Activities in Division II (one or two paragraphs). Briefly describe how you pursued your goals. Did you take classes? At Hampshire? In the Five Colleges? At other institutions that you transferred in? What about field study, independent studies/Special Projects?
Here you might note how well your Div II holds together, that is, was it a coherent study?
What would you say about the breadth and depth of your concentration?
Summary of your evaluations (try to do this in 250 words or less). After reading through your evaluations, summarize the major themes. Are the patterns that emerge? What are your strengths that professors note? Are there things they suggest you work on? Do you agree? How have you responded to the feedback you have received (or how do you plan to)?
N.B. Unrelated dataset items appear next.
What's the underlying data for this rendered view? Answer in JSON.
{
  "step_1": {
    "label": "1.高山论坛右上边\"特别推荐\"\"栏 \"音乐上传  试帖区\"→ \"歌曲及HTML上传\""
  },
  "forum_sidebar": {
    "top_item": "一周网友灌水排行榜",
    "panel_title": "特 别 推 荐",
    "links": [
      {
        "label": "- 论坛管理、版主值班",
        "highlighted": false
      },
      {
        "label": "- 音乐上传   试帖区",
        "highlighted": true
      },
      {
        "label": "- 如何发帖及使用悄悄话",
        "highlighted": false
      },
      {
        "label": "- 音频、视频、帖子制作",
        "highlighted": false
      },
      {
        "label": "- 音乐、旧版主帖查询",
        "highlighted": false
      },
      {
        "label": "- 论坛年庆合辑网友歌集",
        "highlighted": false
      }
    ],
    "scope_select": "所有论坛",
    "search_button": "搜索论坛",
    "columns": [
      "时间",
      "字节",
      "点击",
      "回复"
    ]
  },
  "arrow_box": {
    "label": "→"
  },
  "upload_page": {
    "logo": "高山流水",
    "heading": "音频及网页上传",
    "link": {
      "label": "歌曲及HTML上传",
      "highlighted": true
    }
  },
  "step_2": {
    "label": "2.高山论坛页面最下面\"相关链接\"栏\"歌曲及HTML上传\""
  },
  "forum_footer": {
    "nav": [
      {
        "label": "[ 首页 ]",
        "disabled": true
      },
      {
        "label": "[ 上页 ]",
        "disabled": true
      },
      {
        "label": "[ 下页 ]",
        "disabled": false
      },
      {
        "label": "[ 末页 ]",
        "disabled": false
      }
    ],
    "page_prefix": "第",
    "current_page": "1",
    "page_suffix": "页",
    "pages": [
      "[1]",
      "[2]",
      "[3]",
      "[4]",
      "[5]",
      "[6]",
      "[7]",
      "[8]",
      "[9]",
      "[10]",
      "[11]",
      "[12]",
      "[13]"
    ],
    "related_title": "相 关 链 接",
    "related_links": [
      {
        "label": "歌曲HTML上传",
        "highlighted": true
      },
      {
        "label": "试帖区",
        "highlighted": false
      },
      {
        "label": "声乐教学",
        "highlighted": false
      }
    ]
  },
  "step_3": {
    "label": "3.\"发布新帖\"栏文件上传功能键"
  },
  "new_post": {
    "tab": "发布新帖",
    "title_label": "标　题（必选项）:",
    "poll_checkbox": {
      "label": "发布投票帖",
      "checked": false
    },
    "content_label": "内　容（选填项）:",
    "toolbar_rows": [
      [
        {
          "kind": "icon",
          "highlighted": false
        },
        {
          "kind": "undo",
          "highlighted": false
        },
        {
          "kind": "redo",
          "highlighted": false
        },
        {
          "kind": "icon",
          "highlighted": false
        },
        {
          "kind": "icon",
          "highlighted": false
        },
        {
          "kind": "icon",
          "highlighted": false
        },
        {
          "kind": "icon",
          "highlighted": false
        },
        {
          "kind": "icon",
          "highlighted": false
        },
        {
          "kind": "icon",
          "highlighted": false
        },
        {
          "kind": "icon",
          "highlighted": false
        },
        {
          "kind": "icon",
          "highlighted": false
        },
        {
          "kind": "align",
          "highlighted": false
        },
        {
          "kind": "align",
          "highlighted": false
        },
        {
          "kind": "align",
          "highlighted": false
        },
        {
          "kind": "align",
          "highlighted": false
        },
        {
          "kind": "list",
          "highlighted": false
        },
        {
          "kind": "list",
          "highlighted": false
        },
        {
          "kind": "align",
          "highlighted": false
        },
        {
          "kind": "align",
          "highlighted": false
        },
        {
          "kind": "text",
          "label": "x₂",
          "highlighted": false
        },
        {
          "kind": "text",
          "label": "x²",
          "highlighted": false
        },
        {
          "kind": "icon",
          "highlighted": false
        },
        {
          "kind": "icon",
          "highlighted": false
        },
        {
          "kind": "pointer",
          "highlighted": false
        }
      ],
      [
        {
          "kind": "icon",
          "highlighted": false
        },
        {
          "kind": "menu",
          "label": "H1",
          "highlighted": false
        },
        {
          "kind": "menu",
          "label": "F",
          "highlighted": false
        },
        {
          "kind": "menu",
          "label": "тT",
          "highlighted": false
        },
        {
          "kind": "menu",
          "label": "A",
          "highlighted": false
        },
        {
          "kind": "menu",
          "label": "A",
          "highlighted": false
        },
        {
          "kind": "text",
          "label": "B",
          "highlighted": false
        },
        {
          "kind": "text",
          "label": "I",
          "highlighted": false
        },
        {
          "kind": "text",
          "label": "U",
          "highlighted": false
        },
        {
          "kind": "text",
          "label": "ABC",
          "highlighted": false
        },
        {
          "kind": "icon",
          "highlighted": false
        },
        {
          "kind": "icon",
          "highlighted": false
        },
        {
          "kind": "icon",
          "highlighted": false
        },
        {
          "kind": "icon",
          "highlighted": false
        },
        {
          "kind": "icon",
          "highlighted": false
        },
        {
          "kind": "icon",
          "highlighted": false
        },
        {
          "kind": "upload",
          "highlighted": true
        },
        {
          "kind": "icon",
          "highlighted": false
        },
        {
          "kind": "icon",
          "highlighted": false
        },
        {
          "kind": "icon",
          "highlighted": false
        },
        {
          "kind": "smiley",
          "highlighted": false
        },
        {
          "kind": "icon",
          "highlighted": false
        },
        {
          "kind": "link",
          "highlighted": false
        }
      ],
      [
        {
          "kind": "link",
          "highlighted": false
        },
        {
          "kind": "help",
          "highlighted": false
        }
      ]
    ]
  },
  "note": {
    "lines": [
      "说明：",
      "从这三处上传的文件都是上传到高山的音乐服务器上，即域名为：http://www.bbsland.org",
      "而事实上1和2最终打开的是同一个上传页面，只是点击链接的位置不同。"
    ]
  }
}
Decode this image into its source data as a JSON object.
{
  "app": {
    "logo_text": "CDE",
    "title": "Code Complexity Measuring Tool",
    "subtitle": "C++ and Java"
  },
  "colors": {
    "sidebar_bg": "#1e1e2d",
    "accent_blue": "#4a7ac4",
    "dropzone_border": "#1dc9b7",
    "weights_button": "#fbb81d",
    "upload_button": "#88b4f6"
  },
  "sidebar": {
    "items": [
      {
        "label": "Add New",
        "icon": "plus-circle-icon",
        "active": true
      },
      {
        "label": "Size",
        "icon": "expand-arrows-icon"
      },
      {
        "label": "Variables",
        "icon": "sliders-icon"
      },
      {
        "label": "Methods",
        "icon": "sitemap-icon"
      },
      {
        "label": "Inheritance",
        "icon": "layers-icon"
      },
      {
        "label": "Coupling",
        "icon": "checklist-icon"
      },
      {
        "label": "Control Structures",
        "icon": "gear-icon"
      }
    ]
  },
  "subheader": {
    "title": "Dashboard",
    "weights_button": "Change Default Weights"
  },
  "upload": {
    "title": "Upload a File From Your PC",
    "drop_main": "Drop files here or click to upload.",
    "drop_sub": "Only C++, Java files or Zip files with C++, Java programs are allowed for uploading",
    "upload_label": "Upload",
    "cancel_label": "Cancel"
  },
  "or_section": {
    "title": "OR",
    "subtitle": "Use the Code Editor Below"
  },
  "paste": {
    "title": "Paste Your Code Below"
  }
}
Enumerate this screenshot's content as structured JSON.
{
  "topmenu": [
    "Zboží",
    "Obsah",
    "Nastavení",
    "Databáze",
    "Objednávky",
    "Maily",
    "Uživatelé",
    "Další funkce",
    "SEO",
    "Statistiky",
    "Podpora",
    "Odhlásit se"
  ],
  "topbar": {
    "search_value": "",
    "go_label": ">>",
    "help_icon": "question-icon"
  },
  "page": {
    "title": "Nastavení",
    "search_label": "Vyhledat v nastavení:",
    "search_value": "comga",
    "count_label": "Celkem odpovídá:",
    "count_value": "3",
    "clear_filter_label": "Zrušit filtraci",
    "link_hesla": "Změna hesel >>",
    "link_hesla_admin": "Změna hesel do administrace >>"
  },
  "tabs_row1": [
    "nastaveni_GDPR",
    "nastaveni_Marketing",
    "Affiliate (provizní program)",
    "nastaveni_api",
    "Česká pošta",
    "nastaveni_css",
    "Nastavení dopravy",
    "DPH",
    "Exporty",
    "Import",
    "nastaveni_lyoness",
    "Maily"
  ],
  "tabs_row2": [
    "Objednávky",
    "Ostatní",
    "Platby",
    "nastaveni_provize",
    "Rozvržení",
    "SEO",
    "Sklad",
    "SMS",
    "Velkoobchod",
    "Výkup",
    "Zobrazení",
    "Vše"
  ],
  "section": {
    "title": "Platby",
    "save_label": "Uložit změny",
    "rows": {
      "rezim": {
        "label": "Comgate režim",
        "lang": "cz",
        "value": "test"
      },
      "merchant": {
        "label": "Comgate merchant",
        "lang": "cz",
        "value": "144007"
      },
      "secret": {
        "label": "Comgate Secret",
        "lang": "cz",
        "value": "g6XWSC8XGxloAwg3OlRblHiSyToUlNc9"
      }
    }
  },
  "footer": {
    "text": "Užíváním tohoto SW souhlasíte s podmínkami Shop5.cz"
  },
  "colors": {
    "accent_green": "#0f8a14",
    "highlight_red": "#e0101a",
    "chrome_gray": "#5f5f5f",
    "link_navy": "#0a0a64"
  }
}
What important experiences impacted your thinking? Were there specific moments or experiences that caused you to change direction or that solidified your direction (pivotal experiences)?
Did your work in the classroom connect to things you did outside of the classroom – in community engaged experiences, internships, or projects? How so?
What worked well? What do you wish you had added?
Some people include their reflections on Multiple Cultural Perspectives/Race and Power in the retrospective, others have a separate page for this.
Some include their reflections on Community Engagement and Learning in the retrospective, others have a separate page.
If you've already written on these topics in other parts of the ePortfolio, you don't need to reproduce it here. You can link back to the reflection that you've done across other pages, making a note in your essay about where you mentioned it.